Question

It's quite a topic, blobs vs tables vs SQL, and despite all I read so far I still can't find some proper reasoning on what to use when.

We have a multi-tenant SaaS web-application which we are about to move to Azure. We use an SQL Server 2008 database. We store documents and log information that belongs to the documents. Kinda like dropbox does.

The forums state that you better use Azure Tables when you are considering "large" objects. We typically store hundreds of documents per user where the size of the documents vary from 5kb to 30mb where the vast majority will be around 1MB?

Are there some ground rules when to go for Blobs, Tables, Sql? I already learned that I shouldn't store my documents in SQL since it is too expensive. But when does it get "beneficial" to store the documents in Blobs and when would I be better of with tables? Is there some kind of formula like :

if (objects * MB/object * objectrequested > y) then blobs, else tables

Was it helpful?

Solution

I think Igorek has addressed your SQL Azure concerns. You seem to still have questions about Tables vs Blobs, though.

In your case using Table storage would be annoying. Each property/column in ATS can be at most 64KB, so you would have to split the documents across multiple properties and then reassemble them. There is also a limit of 4MB per entity, which would be a problem. Blob storage has neither of these limitations.
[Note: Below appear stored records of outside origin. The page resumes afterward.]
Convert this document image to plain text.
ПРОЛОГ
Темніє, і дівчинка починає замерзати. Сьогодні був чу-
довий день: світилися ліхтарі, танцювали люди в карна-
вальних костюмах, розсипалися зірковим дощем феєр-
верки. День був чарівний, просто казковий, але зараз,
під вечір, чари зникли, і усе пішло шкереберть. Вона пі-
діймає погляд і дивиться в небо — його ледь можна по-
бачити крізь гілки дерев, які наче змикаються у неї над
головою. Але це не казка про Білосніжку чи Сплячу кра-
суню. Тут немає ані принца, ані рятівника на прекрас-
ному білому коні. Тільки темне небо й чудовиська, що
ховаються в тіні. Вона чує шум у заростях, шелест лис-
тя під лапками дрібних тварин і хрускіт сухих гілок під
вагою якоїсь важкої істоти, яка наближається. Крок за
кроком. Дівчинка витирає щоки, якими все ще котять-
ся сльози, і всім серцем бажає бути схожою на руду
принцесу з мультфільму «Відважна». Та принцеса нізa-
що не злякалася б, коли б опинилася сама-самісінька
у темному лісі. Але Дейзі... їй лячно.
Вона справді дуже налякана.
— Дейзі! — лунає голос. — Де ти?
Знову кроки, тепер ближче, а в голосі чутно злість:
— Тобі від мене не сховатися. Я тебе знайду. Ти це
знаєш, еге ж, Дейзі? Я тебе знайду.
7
I would tend to use Azure Table Storage when you have smallish entities with many properties that need to be stored and queried separately. So it works wells for stored objects, or small documents with lots of metadata.
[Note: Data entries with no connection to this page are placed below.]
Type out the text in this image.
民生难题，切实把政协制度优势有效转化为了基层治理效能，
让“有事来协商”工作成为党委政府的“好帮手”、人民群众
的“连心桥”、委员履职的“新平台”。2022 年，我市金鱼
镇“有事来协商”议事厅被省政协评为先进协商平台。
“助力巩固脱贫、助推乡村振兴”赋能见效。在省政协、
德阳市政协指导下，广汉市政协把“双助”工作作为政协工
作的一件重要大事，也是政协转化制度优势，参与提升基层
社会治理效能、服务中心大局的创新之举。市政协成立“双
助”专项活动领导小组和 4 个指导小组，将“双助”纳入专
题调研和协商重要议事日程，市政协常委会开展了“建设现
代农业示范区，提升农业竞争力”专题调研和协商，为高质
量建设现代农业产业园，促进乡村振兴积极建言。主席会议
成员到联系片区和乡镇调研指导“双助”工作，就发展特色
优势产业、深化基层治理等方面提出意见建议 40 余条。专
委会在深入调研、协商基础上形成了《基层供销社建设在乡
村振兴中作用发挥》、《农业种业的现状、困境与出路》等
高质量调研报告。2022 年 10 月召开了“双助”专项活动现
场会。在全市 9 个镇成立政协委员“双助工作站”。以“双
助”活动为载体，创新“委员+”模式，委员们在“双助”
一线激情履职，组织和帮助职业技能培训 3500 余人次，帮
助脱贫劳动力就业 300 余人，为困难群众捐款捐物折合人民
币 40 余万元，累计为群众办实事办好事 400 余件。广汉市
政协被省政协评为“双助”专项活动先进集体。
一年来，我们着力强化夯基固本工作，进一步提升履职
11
Blob storage works better for things without a ton of metadata. It's good for things that might work well as files on a filesystem.

OTHER TIPS

I would store documents themselves in the Azure Blob storage (not table storage). Outside of the fact that it is pretty expensive to store documents in a SQL Azure database that charges a penny per meg (or less depending on volume), SQL database is generally not a good place for documents. SQL is a relational database that provides benefits of ability to do queries, joins, etc. There is usually no benefit to storing large documents or images in a SQL database, especially when there is a highly scalable central storage system that is pretty cheap to store/access.

Now, if you need to search thru the documents themselves, I'd use something like Lucene.NET to provide a search capability for document-based repository.